Calamity est un récit d’apprentissage ouvertement féministe. On pourra trouver qu’il force le trait en faisant des pères de famille des êtres aussi défaillants : celui de Martha Jane se blesse dès le début du film et devient un fardeau ; celui de Ethan, le meilleur ennemi de Martha, voit son autorité de chef de convoi contestée par un militaire de passage. Quant au personnage féminin à la tête d’une exploitation de chercheurs d’or, alter ego adulte de la future Calamity qui la prendra sous son aile, celle-ci s’appelle carrément… Mme Moustache !
Mais le reproche serait un peu simple. D’autres personnages jouent un rôle important dans la mue du personnage principal et ils sont bien masculins (Jonas, le militaire cité plus haut). Il ne s’agit donc pas d’écarter tous les hommes du chemin qui mène à l’émancipation. Cependant, le symbole le plus fort de cet ancrage féministe c’est bien entendu le pantalon. Obstacle matériel (c’est plus facile pour monter à cheval) aussi bien que social (ce n’est pas bien vu d’en porter quand on est une fille à cette époque), il n’est ni plus ni moins que la rançon de la liberté de Martha : c’est sans doute d’abord pour cette raison qu’elle sera rejetée par sa communauté. Pour bien comprendre sa force symbolique, rappelons qu’en France la loi qui interdit le port du pantalon n’a été abrogée qu’en… 2013 !
Evidemment, celle-ci était tombée en désuétude depuis longtemps. Il s’agissait pour les femmes de demander une « permission de travestissement » à la préfecture pour être autorisées à porter un pantalon. Et le film reprend intelligemment cette idée de travestissement à travers son personnage principal. En portant un pantalon, en se coupant les cheveux (pour mieux se bagarrer !) et en rêvant d’une vie d’aventures, Martha Jane se déguise, un peu malgré elle, en garçon. Une scène fait d’ailleurs écho au film Tomboy (Céline Sciamma, 2011) dans une situation quasi identique : lorsqu’elle rencontre Jonas, un jeune trappeur, celui-ci la prend immédiatement pour un garçon. Martha choisira de lui cacher sa véritable nature. Une autre scène très amusante : lorsque Martha, pour pouvoir mener son enquête dans un camp militaire sans éveiller les soupçons doit se déguiser… en fille ! Et le travestissement sera également à l’œuvre chez le personnage du militaire comme elle le découvrira plus tard.

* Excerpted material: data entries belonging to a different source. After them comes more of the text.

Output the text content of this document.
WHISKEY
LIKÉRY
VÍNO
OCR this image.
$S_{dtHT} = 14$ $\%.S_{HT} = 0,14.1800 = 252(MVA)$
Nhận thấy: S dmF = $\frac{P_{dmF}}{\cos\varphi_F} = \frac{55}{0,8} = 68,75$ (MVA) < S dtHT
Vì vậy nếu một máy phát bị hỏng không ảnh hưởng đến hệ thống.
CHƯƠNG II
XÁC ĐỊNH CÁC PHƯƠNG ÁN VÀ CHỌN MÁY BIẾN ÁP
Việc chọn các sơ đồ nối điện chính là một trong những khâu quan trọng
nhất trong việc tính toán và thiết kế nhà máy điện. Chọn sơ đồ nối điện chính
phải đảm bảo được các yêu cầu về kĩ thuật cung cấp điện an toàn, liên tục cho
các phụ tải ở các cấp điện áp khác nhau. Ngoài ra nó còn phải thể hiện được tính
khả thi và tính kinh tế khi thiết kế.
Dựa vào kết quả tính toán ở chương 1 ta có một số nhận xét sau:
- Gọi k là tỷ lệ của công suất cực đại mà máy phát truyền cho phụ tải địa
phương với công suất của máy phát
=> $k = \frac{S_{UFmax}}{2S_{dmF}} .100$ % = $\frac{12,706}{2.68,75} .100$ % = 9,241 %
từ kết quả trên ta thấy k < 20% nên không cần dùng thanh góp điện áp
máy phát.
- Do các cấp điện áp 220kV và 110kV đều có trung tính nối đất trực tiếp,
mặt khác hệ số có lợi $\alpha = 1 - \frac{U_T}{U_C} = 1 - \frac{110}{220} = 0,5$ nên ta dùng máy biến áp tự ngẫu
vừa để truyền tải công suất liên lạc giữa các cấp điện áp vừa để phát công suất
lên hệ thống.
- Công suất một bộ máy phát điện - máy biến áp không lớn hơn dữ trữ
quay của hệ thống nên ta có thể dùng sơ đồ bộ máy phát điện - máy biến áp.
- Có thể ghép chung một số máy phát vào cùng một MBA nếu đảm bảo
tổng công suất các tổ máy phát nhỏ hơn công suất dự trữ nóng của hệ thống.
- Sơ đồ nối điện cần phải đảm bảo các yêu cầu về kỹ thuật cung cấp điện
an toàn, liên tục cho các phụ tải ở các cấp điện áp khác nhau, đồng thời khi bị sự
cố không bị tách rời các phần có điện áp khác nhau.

Nul doute que le cinéma a besoin de ce genre d’héroïne pour inspirer les jeunes filles qui, encore aujourd’hui, sont assignées à certains comportements, certaines tâches, certains métiers. L’indépendance est une conquête, un horizon aux couleurs aussi éclatantes que ce film au graphisme puissamment chamarré. Pour Calamity Jane, la conquête de l’Ouest américain est d’abord une victoire durement acquise sur le sort réservé aux femmes. Un guêpier – et même une guêpière ! – dont on s’extirpe au grand galop sous le ciel étoilé des Rocheuses, le yeux tout droit dirigés vers la liberté.